A miscast Duncan comes across as a stock cliché.  Barrett’s role is drawn too sparsely for anything but sweet adoration.  The only standout is Sarah Silverman, a comedienne who delivers constant zingers with flinching flair.  Not that I’d want to be her friend, of course.  And finally, let’s not forget my good friend Ben Stiller, who is apparently required by law to appear in all of Phillip’s films, as well as about 16 others every year.  Here, he does so in a long, stringy black wig.  Hilarious!  Not.
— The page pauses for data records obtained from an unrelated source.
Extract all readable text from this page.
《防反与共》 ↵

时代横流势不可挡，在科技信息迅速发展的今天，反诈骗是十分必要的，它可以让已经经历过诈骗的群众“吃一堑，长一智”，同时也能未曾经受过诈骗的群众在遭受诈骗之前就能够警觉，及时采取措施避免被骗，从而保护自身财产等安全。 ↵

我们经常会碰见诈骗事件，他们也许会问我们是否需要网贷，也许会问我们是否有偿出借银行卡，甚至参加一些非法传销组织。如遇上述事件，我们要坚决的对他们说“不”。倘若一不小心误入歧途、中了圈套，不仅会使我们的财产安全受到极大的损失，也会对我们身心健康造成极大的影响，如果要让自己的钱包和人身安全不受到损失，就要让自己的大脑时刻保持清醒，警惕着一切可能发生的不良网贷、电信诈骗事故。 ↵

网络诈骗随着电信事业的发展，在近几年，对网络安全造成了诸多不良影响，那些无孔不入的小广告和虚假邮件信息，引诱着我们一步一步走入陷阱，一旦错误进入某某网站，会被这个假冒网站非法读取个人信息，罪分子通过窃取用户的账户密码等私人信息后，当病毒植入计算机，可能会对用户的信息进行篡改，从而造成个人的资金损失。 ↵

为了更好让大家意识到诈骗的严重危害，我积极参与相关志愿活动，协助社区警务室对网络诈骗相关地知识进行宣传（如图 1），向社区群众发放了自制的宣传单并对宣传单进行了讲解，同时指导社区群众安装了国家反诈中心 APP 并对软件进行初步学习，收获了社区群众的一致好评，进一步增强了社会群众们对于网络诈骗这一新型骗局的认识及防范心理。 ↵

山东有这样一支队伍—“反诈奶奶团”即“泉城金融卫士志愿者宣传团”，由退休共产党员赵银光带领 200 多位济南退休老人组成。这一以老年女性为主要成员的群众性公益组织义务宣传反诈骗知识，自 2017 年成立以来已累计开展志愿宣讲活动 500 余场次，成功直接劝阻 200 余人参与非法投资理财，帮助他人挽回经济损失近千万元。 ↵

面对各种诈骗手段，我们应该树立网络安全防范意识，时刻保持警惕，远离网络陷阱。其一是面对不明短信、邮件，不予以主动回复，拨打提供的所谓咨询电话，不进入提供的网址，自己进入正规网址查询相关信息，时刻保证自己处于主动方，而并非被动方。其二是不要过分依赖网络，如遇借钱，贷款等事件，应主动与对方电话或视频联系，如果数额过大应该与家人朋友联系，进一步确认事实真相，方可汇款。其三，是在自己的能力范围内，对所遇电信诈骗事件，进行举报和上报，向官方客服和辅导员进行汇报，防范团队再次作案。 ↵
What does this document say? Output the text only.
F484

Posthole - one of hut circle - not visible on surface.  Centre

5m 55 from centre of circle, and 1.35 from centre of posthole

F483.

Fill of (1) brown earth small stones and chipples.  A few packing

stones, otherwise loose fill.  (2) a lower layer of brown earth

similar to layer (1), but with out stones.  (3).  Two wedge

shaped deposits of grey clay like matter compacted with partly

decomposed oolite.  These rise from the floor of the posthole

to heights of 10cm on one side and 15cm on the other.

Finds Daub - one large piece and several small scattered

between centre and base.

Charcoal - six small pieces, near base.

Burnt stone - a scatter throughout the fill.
The DVDs extras are minimal, and the featurette is one big joke, with actors talking nonsense throughout.  Too bad Phillips didn’t go with his alternate ending, which would have marginally improved the film and closed on a more traditional note, instead of the slapstick, "Saturday Night Live" type of skit we’re left with.  Which, come to think of it, pretty much describes the entire film.

AUDIENCE:  Adults only

DVD EXTRAS:

  • Alternate Ending: the one they should have used
  • Gag Reel: not funny at all
  • The Making-Of You Didn’t See on TV: full of crude, farcical and largely useless information
  • Feature Commentary with Director and Writer
  • Theatrical Trailer

CAUTIONS:

  • Drugs/Alcohol:  Several scenes in bar where people drink; other social drinking.
  • Language/Profanity:  Numerous obscenities and profanities, some strong.
  • Sexual Content/Nudity:  An implied rape of several men, with repeated references to same; man has an affair, including planned trip out of town with mistress; various flirtations and kisses.
  • Violence:  Lots of verbal abuse, military style; on a men’s retreat, men chase one another, point paintball guns, shoot and take hostages; man slaps another man; men pretend to be police officers and handcuff an innocent man, then spray mace in his face; ongoing reference to men being raped and subsequent cover-up; threat of death with electrical shock paddles; man is slapped several times; man falls several times.